Alan Mishchenko

ABC: The Way It Should Have Been Designed

Research Scientist
Department of Electrical Engineering and Computer Science
University of California, Berkeley
Berkeley, California, USA

 

Webpage

Thursday, 28 September 2017 at 11:00 in room BC 420


Abstract:

Twelve years ago, in September 2005, the first public version of ABC was released.  It featured technology-independent synthesis by DAG-aware rewriting, technology mapping for standard cells and lookup tables, and simple combinational equivalence checking, all based on the And-Inverter Graphs (AIG) data-structure used to unify the computation flow.  In the coming years ABC has been adopted as an optimization engine and a research environment by a number of academic and industrial users.  The use that followed exposed a number of shortcomings in the original design of ABC.  This talk focuses on what is present and, more importantly, what is missing in ABC, and how ABC could be redesigned to make it more versatile and user-friendly.
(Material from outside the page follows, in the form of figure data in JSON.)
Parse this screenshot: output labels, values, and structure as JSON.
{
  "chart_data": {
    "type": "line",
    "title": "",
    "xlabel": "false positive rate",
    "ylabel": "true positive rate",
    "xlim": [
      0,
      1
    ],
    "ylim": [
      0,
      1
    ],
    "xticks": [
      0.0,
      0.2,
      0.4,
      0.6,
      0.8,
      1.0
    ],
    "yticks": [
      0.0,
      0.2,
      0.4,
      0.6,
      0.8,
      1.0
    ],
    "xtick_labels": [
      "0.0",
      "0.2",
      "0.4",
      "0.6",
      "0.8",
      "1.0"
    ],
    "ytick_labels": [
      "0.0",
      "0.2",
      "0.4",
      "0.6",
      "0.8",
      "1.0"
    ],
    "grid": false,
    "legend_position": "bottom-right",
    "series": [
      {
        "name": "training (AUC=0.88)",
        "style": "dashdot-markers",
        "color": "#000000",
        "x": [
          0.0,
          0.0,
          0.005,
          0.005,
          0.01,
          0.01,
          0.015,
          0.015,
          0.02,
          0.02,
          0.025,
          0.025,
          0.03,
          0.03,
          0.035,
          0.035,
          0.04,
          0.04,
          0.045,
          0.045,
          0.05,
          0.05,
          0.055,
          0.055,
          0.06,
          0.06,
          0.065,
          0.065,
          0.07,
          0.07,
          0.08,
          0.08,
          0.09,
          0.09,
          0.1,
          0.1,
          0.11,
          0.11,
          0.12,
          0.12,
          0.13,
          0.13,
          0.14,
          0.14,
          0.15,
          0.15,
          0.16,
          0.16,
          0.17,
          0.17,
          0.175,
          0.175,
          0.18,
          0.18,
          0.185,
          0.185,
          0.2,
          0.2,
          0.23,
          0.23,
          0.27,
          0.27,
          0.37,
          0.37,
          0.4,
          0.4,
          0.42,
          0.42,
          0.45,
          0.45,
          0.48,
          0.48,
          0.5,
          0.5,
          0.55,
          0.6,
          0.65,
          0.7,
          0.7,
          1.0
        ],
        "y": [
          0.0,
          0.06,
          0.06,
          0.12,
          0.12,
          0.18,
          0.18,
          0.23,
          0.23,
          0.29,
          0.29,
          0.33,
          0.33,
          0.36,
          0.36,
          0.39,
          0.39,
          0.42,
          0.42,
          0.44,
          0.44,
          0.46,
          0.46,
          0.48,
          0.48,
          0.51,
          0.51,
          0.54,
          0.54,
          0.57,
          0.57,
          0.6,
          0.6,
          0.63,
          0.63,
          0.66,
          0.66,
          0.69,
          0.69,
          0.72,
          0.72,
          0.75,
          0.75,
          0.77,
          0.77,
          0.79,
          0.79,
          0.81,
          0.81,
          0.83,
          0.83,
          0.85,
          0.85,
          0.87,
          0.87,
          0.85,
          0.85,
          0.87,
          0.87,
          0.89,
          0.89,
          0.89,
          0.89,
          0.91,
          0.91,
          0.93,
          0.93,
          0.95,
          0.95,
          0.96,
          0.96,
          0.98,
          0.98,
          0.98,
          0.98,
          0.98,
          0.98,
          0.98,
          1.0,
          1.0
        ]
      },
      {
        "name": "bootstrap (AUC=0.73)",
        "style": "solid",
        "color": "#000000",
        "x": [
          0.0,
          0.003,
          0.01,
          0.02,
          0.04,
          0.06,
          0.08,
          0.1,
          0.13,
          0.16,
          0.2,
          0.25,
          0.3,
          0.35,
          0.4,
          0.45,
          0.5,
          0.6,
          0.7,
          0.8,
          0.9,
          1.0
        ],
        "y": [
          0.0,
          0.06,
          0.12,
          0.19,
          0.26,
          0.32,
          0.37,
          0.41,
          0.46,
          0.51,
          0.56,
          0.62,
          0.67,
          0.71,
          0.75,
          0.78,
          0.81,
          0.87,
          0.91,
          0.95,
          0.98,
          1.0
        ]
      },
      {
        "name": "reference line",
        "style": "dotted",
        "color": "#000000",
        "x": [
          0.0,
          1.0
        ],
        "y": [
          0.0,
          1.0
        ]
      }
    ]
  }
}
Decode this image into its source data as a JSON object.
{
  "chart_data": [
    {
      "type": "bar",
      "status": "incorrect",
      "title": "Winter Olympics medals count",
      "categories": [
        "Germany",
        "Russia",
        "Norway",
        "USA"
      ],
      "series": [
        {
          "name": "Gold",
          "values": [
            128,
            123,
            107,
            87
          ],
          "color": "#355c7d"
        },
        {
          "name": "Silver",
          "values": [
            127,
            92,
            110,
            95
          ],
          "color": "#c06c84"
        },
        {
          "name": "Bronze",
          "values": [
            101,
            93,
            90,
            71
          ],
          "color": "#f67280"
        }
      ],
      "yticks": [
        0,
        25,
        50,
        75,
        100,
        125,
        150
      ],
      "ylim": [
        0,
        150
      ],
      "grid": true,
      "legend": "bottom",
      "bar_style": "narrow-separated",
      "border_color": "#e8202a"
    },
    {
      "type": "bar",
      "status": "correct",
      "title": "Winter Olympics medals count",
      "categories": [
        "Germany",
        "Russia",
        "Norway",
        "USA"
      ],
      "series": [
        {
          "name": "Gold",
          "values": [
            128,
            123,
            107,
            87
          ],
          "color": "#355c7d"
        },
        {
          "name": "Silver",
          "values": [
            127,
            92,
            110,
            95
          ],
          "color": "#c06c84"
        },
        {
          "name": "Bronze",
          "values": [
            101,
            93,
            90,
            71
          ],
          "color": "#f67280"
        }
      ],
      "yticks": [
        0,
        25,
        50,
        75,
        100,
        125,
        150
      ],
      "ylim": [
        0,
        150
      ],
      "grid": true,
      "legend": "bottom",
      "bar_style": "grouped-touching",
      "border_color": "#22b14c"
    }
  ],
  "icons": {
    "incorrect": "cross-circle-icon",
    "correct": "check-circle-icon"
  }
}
The motivation for this talk is to help academic researchers maximize the usefulness of their tools and set a new standard for future versions of ABC.

About the speaker:

Alan Mishchenko graduated from Moscow Institute of Physics and Technology (Moscow, Russia) in 1993 with M.S.and received his Ph.D. from the Glushkov Institute of Cybernetics (Kiev, Ukraine) in 1997. From 1998 to 2002 he was a visiting scientist at Portland State University in Oregon. In 2002, he joined the EECS Department at UC Berkeley, where he is currently a full research engineer. Alan's research interests are in developing computationally efficient methods for synthesis and verification.